«Они видели, что в машину садятся два человека. И думали, что второй — Дугин» Интервью Ильи Пономарева. Он комментирует убийство Дугиной от лица мистической «Национальной республиканской армии», которая, по его словам, устроила этот взрыв
Мы рассказываем честно не только про войну. Скачайте приложение.

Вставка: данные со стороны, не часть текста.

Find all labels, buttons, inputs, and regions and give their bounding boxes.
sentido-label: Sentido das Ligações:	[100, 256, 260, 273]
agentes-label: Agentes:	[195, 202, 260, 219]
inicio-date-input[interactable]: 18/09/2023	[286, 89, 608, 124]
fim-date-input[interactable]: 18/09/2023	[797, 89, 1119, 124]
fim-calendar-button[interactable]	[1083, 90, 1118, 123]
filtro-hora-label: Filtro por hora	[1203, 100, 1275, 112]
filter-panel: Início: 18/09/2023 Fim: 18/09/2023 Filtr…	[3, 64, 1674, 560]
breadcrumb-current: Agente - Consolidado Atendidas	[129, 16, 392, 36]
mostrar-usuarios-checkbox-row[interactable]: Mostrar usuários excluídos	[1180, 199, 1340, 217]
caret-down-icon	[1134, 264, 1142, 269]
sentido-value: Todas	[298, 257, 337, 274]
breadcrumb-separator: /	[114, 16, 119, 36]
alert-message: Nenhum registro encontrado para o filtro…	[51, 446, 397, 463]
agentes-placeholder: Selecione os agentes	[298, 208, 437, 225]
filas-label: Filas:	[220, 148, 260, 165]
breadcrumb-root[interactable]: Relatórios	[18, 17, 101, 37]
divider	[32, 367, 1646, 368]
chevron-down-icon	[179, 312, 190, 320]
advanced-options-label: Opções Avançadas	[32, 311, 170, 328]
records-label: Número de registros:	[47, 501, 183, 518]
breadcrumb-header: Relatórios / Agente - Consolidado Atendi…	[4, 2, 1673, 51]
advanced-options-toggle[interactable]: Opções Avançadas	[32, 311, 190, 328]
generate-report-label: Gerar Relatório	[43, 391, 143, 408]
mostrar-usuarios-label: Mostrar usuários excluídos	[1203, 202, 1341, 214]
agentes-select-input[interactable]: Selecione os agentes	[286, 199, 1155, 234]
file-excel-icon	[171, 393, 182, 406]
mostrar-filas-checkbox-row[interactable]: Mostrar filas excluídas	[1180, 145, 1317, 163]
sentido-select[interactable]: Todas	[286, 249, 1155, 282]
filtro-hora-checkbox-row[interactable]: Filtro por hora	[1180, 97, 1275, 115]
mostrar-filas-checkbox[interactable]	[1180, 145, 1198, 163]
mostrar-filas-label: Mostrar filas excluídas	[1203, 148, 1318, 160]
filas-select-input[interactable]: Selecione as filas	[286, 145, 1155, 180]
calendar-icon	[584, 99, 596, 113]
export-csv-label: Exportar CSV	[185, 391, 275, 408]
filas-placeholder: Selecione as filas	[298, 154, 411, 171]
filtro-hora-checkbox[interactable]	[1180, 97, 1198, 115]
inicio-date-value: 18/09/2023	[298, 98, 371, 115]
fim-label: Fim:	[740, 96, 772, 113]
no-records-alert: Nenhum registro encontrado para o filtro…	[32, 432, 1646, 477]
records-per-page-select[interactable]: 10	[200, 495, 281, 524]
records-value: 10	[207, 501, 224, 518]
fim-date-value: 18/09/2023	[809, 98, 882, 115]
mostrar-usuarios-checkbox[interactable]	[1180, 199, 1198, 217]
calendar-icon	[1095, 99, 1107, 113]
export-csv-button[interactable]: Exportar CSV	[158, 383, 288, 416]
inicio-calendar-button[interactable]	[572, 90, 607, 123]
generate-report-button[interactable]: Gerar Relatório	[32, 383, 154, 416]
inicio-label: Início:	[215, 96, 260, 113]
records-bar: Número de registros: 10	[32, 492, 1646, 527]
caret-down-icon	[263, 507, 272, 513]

Живущий в Украине бывший депутат Госдумы РФ Илья Пономарев 21 августа сообщил, что убийство дочери философа Александра Дугина Дарьи было осуществлено организацией «Национальная республиканская армия». До выступления Пономарева упоминаний об этой организации в интернете нет; ее манифест появился примерно одновременно со стримом бывшего депутата. Занимающего сейчас жестко проукраинскую позицию Пономарева в прошлом критиковали за то, что он сам, как минимум до 2014 года, был укоренен в российскую элиту. Его отец в первые путинские годы работал в российском правительстве, мать представляла Чукотку в Совете Федерации, сам бывший депутат был близок к Владиславу Суркову и голосовал в Госдуме за репрессивный закон о регулировании интернета. Спецкор «Медузы» Светлана Рейтер поговорила с Пономаревым об убийстве Дугиной — в том числе о новой версии покушения, выдвинутой ФСБ, а также о его прошлых связях с российской властью и «уничтожении Российской Федерации».
— Только что ФСБ заявила, что нашла исполнителей убийства Дарьи Дугиной — это украинка Наталья Вовк, которая вместе с 12-летней дочерью якобы приехала в Россию, следила за Дугиной, а потом уехала в Эстонию через Псков.
— Она не имела отношения к этой акции. Когда появилось это сообщение, я связался с людьми, с которыми мы общаемся в России. Они сказали: «Нет, это не она». Она не совсем посторонний человек, но не имеет, скажем так, непосредственного значения [в этой истории].
— Почему ты уверен, что не имеет?
— Я не говорил, что она непричастна к самому факту. Я говорил, что она не тот человек, который осуществил эту атаку. Я говорю это со слов людей [из «Национальной республиканской армии»], с которыми общаюсь. Это не тот человек, который реализовал нападение, но это человек, заслуживающий защиты.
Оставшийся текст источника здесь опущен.